A princípio, sabe-se que a escola materializa uma função muito importante na desmistificação do preconceito. A título de ilustração, deflagra-se o pensamento do filósofo grego Aristóteles, o qual defendia que a educação é essencial para a formação cidadã dos indivíduos. Entretanto, nota-se que há uma falha na concretização desse pensamento, uma vez que as instituições de ensino pouco ministram aulas que abordem a temática do respeito à comunidade homossexual e, desse modo, ao passo que as instituições de ensino não demonstram as diferenças sexuais existentes no meio social, urge o aumento da estigmatização desse tema. Logo, isso faz com que a sociedade não desenvolva um pensamento crítico acerca da problemática, visto que retira dos alunos o acesso ao conhecimento.

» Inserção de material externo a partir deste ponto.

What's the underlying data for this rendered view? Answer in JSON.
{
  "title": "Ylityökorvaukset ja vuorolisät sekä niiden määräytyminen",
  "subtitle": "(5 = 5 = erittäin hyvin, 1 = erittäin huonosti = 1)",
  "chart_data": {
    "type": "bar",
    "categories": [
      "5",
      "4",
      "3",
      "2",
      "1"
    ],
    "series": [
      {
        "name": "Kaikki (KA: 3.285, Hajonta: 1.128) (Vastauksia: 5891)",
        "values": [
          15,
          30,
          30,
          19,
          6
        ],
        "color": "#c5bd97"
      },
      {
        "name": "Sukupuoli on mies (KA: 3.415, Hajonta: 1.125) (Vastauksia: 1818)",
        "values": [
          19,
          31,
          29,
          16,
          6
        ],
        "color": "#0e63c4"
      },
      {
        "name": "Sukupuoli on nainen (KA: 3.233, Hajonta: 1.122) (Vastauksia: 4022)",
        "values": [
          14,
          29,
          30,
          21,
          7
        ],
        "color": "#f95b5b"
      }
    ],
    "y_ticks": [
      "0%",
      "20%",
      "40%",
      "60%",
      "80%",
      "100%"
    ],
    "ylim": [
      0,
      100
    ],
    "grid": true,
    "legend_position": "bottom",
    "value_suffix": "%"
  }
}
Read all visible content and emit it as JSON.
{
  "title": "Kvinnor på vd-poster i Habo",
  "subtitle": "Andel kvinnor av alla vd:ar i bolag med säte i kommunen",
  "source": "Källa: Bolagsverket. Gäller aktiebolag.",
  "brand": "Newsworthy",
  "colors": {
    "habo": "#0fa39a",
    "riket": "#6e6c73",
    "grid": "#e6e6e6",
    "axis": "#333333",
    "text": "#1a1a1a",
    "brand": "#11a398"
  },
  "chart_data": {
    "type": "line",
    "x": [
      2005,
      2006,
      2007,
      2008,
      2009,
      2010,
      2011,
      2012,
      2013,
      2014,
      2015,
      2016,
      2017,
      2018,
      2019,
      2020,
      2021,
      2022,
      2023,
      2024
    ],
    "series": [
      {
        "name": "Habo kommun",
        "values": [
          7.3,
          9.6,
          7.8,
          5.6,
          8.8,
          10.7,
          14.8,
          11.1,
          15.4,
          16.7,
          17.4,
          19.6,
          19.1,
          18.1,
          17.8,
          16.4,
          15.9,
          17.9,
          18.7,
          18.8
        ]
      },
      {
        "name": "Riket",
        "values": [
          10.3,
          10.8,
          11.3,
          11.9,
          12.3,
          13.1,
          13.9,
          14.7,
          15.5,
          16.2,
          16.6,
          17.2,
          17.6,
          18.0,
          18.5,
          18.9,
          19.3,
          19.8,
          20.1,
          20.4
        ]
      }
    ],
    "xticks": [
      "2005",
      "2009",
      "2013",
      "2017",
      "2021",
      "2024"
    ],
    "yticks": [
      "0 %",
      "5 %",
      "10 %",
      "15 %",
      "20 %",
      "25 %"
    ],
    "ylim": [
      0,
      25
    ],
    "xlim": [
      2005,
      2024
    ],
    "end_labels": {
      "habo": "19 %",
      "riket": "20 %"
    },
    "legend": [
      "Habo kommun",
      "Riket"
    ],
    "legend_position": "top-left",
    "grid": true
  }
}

Outrossim, é oportuno comentar que essa questão necessita de respaudo constitucional. Isso porque o arcabouço jurídico do país não dispõe de leis específicas que defendam a punição às práticas homofóbicas e, lamentavelmente, por não haverem diretrizes pré-estabelecidas, esse entrave torna-se negligenciado pelo tecido social. Em razão disso, segundo o jornal G1, o Brasil registrou, em 2019, uma morte por homofobia a cada 23 horas. Esse recorte do panorama social brasileiro evidencia, em suma, que a carência de uma proteção legal aos indivíduos da comunidade homossexual contribui para a formação de uma nação estruturalmente preconceituosa, além de deixar as vítimas reféns da impunidade do poder público.
Diante do exposto, entende-se a real necessidade de promover ações a fim de mitigar o impasse. Para isso, cabe ao Governo Federal, como instância máxima na administração do país, mediante a aprovação do Poder Legislativo, promover a escrita de prerrogativas constitucionais que punam atos homofóbicos. Some-se a isso, a integração de palestras em escolas públicas e privadas que demonstrem a importância do respeito aos diferentes tipos de orientações sexuais. Assim, espera-se que a sociedade, finalmente, desenvolva um caráter mais tolerante e que a pauta defendida por Fred Mercury seja, de fato, cumprida.